Cardiff’s balance sheet is tight. As of March 31, the company said it had $46.1 million in cash, cash equivalents and short-term investments. In its quarterly filing, Cardiff said that cash should fund operations into the first quarter of 2027, but not for a full year after these financial statements came out. Management flagged “substantial doubt” about Cardiff’s ability to keep operating as a going concern. Cardiff Oncology, Inc.
Analyst coverage still leans positive, but there isn’t much new to drive things here. Piper Sandler’s Overweight rating with a $6 target from Feb. 25 is the last update in Benzinga’s database. The consensus target for the seven analysts listed is $9.93.

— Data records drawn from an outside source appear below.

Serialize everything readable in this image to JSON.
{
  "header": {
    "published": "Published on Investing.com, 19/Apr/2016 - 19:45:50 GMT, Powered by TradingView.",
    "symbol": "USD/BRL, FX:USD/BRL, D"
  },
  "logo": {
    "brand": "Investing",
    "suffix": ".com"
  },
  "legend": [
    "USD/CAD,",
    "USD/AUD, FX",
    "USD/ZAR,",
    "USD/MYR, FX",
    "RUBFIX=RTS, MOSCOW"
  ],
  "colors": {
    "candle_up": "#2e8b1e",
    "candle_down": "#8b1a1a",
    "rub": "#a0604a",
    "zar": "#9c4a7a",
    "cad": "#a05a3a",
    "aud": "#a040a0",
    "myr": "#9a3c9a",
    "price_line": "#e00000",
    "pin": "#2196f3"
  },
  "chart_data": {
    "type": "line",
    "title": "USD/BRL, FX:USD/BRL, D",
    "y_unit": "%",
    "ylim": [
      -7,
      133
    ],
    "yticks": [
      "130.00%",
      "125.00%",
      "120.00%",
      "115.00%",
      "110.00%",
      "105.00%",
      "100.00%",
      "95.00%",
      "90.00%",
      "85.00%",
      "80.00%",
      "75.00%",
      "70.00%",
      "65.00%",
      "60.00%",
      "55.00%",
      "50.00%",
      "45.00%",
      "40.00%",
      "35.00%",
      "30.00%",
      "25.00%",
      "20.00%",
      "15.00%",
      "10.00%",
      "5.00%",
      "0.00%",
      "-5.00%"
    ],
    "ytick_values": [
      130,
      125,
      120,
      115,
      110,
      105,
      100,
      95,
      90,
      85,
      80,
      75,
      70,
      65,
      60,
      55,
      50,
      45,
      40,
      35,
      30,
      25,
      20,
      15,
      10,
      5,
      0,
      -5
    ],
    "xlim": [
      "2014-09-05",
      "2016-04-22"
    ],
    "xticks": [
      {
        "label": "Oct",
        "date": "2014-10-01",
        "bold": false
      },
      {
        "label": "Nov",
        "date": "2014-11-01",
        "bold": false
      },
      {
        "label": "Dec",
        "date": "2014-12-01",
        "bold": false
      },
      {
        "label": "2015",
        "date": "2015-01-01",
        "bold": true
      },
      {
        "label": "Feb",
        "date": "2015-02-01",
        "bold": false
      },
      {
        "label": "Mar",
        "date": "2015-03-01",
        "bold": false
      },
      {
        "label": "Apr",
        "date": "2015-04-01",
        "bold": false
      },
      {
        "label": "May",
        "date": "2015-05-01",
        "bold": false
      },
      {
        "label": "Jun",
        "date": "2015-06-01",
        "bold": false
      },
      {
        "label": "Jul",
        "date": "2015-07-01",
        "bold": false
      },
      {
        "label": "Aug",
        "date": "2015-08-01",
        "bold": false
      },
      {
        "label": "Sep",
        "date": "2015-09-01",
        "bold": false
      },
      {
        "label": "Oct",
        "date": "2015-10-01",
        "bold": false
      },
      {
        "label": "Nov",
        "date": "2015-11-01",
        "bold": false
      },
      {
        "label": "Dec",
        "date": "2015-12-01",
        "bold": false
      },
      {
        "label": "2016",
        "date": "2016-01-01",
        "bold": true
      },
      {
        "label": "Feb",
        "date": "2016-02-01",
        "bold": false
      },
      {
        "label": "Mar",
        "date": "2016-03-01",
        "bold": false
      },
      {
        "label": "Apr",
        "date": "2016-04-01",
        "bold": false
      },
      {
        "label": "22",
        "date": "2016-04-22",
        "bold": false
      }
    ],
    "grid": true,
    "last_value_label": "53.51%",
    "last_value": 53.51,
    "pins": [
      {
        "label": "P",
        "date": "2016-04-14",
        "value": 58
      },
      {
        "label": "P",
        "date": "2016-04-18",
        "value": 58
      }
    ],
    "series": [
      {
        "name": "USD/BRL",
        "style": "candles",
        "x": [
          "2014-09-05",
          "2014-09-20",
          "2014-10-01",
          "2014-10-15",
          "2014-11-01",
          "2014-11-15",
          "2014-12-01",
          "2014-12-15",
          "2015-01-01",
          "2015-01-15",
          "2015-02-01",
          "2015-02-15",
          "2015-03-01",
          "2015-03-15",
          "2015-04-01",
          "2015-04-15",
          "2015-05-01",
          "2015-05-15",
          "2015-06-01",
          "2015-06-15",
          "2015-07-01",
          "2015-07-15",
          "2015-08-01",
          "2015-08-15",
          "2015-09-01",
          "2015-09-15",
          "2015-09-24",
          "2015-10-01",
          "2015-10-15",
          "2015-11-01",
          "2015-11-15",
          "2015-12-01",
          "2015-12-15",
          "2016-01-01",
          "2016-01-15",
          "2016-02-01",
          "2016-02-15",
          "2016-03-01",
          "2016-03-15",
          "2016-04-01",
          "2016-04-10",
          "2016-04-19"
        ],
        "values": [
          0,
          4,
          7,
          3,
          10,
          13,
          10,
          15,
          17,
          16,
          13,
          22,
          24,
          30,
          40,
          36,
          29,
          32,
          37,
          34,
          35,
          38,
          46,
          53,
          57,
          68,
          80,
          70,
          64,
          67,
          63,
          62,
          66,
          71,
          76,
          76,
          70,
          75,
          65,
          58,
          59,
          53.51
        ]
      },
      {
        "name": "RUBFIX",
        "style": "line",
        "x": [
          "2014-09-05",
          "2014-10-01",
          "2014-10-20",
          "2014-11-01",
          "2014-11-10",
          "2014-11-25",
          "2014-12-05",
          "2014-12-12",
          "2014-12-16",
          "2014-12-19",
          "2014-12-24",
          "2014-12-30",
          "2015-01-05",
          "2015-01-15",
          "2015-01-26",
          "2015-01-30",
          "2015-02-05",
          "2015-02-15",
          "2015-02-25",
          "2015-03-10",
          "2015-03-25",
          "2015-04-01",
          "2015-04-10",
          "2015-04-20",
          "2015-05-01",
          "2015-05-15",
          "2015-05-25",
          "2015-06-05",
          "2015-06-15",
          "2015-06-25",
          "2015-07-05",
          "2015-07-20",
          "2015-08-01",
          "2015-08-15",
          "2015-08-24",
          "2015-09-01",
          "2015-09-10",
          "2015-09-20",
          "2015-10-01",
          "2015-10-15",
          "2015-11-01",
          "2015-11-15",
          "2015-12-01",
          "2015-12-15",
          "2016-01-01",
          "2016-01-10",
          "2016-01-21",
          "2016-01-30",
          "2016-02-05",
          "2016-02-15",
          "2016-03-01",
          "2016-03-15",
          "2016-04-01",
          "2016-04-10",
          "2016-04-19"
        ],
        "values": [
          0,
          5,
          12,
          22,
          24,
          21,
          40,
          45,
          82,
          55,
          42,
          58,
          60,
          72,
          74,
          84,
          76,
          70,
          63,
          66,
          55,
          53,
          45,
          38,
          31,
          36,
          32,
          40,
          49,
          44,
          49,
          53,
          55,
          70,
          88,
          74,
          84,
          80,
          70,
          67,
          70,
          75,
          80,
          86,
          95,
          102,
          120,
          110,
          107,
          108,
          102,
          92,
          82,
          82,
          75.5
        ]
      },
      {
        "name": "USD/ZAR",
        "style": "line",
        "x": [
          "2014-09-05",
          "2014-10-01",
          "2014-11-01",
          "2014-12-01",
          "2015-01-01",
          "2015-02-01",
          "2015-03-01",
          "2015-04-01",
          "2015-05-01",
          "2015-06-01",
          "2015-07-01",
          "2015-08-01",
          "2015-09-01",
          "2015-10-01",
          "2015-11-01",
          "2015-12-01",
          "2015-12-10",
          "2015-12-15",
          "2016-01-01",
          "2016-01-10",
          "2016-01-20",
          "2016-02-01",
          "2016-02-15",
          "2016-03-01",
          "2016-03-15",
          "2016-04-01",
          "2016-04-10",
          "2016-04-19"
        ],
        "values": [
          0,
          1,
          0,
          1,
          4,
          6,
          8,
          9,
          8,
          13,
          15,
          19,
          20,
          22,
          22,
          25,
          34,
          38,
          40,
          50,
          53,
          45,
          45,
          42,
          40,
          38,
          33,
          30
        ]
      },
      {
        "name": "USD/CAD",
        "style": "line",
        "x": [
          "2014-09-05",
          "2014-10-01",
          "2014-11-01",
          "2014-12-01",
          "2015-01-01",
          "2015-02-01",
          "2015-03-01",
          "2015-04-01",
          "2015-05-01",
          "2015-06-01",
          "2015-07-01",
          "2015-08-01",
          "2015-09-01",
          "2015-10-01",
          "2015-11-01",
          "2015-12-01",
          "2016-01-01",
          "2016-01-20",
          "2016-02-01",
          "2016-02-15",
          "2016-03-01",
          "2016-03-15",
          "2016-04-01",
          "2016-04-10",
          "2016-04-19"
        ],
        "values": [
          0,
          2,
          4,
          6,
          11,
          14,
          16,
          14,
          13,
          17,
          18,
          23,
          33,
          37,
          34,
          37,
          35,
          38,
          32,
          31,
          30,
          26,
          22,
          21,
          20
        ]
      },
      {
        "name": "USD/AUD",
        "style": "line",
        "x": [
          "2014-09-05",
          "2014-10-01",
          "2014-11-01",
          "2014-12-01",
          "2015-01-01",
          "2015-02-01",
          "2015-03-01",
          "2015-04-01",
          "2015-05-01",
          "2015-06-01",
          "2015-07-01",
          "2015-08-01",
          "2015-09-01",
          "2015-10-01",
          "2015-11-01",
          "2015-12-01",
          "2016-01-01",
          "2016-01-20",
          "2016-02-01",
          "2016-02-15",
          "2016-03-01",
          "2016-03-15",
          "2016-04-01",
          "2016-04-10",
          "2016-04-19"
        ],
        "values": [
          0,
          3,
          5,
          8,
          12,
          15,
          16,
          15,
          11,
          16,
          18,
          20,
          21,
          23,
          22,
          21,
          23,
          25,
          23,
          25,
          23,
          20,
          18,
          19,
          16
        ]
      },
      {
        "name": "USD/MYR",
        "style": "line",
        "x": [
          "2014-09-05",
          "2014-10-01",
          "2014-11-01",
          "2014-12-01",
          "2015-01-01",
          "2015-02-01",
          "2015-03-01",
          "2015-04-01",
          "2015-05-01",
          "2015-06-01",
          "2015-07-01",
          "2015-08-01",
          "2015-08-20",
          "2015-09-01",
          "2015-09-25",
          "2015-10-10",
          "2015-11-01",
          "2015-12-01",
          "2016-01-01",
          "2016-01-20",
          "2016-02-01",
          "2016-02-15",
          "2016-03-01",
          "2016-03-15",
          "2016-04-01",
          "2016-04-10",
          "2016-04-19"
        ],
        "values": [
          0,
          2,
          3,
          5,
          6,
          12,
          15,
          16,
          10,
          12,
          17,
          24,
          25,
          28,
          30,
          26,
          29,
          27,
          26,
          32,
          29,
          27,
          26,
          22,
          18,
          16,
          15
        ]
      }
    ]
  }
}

Competition is out there. FDA listings show Amgen’s Lumakras with Vectibix and Bristol Myers/Mirati’s Krazati plus cetuximab both have green lights for KRAS G12C-mutated metastatic colorectal cancer patients who’ve already had treatment, which is a smaller group than Cardiff’s first-line RAS-mutated push. Cardiff won’t have head-to-head data, but the market will stack its signal’s strength, safety, and maturity against existing targeted drugs.
But the June update is a risk either way. Small biotech stocks like Cardiff can swing on small trial changes. Cardiff still needs to prove its earlier mid-stage data sticks in a bigger, registrational trial. If the response looks weaker, disease-control benefit is shorter, safety comes up, or financing worries build—even with timelines intact—the stock could take a hit.
U.S. equity markets won’t open Monday, May 25, for Memorial Day, Nasdaq’s 2026 holiday calendar shows. Cardiff traders now only have a handful of full sessions before ASCO, which makes the question clear: buy before Cardiff’s June 2 data or sit tight until results drop.